Help! There’s a Squirrel in My Attic!
Thanks in part to Walt Disney, people, especially kids, have come to view squirrels as cute little furry creatures with fluffy tails. In their natural habitat (the woods), squirrels can be quite entertaining to watch as they go about their daily activities which translate into cute little antics in human eyes. However, when they populate residential areas, they can cause significant property damage.
Below is a list of ways by which a squirrel family residing in or near your property can affect your home:
- In building their nest in your attic, squirrels will resort to chewing openings to facilitate easy movement in and out of your home. This means possible damage to your sidings, underneath the eaves, chimneys and vents.
- While nesting in your home, they can end up chewing cables, insulation, electrical cables and wires, thereby posing serious fire and electrical hazards to your home, endangering you, your family and property.
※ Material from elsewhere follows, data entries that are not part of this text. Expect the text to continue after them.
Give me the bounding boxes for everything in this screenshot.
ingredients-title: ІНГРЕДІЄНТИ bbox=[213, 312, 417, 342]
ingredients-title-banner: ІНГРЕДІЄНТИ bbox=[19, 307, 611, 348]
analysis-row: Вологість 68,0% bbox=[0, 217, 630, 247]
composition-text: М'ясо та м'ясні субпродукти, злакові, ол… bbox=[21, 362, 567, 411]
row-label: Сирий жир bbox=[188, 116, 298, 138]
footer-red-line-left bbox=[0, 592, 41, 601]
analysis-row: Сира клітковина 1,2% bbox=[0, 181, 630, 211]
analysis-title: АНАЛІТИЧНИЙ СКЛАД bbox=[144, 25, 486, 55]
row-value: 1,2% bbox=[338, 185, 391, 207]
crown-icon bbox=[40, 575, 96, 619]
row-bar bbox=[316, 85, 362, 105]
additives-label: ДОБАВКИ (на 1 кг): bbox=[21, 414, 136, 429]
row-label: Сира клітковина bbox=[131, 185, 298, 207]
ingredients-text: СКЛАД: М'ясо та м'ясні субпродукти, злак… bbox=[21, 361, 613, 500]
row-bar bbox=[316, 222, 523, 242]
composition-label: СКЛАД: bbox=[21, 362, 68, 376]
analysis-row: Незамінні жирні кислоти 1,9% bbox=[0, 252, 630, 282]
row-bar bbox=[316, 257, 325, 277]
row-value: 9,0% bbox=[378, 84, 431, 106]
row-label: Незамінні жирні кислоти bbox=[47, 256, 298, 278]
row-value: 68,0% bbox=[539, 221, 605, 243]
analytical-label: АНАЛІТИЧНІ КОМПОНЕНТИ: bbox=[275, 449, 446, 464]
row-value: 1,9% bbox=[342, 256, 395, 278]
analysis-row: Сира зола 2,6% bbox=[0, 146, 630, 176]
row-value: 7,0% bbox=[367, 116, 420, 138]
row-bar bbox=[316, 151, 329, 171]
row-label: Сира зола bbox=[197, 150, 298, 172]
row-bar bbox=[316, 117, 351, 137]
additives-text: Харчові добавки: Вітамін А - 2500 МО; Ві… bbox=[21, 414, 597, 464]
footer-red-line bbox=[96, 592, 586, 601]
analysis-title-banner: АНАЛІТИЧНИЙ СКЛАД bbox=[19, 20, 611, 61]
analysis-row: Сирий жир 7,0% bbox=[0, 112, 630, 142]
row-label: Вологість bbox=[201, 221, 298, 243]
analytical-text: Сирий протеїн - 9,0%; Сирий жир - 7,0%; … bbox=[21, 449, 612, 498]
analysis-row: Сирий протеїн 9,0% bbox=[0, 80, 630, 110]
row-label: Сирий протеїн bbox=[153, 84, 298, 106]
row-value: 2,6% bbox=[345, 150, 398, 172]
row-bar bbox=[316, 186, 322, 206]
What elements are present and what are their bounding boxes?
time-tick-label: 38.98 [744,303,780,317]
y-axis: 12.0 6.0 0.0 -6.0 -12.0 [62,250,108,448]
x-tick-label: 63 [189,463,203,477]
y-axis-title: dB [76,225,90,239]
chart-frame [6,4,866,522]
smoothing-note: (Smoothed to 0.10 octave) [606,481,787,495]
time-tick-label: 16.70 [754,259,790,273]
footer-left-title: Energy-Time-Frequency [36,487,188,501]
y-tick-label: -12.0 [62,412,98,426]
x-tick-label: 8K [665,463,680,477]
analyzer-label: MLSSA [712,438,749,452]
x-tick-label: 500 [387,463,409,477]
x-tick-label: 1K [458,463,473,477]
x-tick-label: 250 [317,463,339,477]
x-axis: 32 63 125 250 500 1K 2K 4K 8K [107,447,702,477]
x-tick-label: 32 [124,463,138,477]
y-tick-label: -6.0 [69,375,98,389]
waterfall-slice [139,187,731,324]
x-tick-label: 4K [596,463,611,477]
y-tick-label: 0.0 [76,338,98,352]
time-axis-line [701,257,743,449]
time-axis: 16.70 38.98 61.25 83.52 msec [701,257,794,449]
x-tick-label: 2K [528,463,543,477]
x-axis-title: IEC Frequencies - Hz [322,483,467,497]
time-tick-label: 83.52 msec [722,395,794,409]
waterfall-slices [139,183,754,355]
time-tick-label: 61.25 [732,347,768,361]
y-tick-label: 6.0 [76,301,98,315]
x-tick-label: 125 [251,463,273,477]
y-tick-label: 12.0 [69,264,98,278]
- Their tendency to run along cables and utility power lines can short out transformers leading to unexpected and unwanted power failure or interruption in your neighborhood.
- Their incessant gnawing can lead them to bite into beams which can potentially endanger the structural integrity of your roof as well as other parts of your house.
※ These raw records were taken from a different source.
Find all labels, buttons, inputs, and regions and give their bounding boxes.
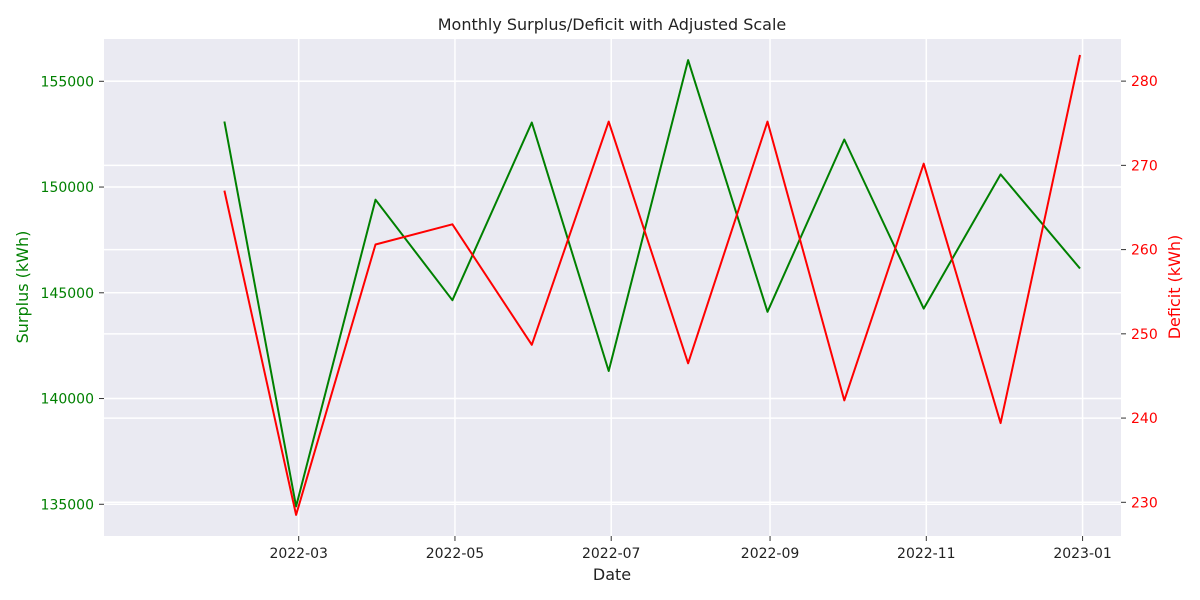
left-y-tick-label: 150000 — [41, 180, 94, 196]
surplus-line — [223, 59, 1081, 508]
right-y-tick-label: 270 — [1131, 158, 1158, 174]
left-y-tick-label: 145000 — [41, 286, 94, 302]
deficit-line — [223, 54, 1081, 516]
right-y-tick-label: 250 — [1131, 327, 1158, 343]
left-y-tick-label: 155000 — [41, 74, 94, 90]
plot-background — [104, 39, 1121, 536]
right-y-tick-label: 280 — [1131, 74, 1158, 90]
series-lines — [223, 54, 1081, 516]
x-tick-label: 2022-09 — [741, 546, 800, 562]
right-y-tick-label: 230 — [1131, 495, 1158, 511]
left-y-tick-label: 140000 — [41, 392, 94, 408]
chart-title: Monthly Surplus/Deficit with Adjusted Sc… — [438, 15, 787, 34]
grid — [104, 39, 1121, 536]
x-tick-label: 2022-11 — [897, 546, 956, 562]
right-y-tick-label: 260 — [1131, 243, 1158, 259]
x-tick-label: 2022-05 — [426, 546, 485, 562]
x-tick-label: 2022-03 — [269, 546, 328, 562]
left-y-tick-label: 135000 — [41, 497, 94, 513]
right-y-axis-label: Deficit (kWh) — [1165, 235, 1184, 340]
x-axis-label: Date — [593, 565, 631, 584]
right-y-tick-label: 240 — [1131, 411, 1158, 427]
x-tick-label: 2023-01 — [1053, 546, 1112, 562]
x-tick-label: 2022-07 — [582, 546, 641, 562]
left-y-axis-label: Surplus (kWh) — [13, 231, 32, 344]
tick-labels: 2022-03 2022-05 2022-07 2022-09 2022-11 2023-… — [41, 74, 1158, 562]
- In hunting for food, squirrels can wreak havoc on your garden and landscaping, chewing through bark, twigs and shrubbery, ruining fruits, nuts and grains ready for harvesting, and cutting short the life of newly planted bulbs and seeds/seedlings.
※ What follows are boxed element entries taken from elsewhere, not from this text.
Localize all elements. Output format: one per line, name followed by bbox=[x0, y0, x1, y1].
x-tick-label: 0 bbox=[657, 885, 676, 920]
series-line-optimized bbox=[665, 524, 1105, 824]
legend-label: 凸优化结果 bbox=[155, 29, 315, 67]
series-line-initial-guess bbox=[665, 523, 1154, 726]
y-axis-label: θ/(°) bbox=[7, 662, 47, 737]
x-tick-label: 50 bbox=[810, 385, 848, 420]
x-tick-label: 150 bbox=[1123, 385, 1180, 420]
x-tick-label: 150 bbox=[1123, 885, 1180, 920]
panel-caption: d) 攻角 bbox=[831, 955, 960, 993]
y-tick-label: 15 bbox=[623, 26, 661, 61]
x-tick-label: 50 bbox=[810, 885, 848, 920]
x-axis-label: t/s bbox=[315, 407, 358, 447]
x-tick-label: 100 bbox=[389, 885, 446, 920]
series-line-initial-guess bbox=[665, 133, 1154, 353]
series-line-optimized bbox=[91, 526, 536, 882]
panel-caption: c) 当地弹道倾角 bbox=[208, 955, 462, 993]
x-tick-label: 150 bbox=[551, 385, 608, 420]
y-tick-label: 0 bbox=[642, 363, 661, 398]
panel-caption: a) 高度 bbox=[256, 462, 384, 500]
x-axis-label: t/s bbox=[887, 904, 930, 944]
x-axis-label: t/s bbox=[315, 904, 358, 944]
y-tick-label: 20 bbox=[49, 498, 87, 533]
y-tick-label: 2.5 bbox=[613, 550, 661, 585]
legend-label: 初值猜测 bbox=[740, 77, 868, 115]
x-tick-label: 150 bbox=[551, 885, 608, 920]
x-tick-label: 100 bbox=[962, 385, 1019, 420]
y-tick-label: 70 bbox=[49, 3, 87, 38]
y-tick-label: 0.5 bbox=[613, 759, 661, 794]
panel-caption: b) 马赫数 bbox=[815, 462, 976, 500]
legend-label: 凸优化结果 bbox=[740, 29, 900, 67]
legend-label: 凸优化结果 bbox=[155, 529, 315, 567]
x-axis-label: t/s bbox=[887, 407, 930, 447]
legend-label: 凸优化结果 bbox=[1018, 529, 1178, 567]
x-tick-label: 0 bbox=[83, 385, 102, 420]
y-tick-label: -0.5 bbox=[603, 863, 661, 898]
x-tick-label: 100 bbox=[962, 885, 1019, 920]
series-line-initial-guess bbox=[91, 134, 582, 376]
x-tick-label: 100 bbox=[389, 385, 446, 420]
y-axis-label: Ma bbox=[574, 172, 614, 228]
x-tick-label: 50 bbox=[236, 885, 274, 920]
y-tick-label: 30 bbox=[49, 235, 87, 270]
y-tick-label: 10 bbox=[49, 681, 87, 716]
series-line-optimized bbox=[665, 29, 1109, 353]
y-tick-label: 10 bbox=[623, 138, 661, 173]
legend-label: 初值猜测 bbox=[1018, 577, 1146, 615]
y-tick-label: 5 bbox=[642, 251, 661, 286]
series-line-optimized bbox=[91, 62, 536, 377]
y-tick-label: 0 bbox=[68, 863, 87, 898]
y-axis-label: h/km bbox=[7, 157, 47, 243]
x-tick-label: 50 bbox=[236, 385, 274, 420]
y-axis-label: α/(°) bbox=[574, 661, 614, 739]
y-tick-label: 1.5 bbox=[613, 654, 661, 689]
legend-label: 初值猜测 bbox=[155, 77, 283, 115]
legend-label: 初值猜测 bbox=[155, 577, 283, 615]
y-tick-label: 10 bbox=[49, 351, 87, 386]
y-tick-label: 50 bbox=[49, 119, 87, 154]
And although squirrels do not pose the same health risks posed by other rodents such as mice and rats, they can also transmit diseases such as rabies, leptospirosis and salmonella.
What can you do to protect your property from squirrels?
- If you have bird feeders that squirrels are particularly fond of (they can steal the seeds or bird feed), apply petroleum jelly to make climbing difficult, or install a wraparound squirrel baffle to beat them at their own game. Remember, squirrels can jump from heights of 11 feet and leap from below from 4-7 feet, so keep this in mind when you plan to outsmart them.
- Squirrel-proof your garden with the right materials, depth and height. You may even need to resort to electrifying part of your fence line to prevent the entry of more determined squirrels.
- Trim the branches off trees to keep your house out of squirrel jumping distance. Cover vents and chimneys with mesh screens from any wildlife forms (including squirrels) from using them as their entry/exit points. Request the electrical company to install plastic PVC pipe slit strips over the lines to counteract animal attempts at crossing them.
But yes, you can only do so much on your own.
So, if ever you’re plagued by a moment when all you want to do is scream: “Help, there’s a squirrel in my attic!” then it is high time to engage the pest control authorities.
They’ll know exactly what to do, and nip the problem in the bud for good, too.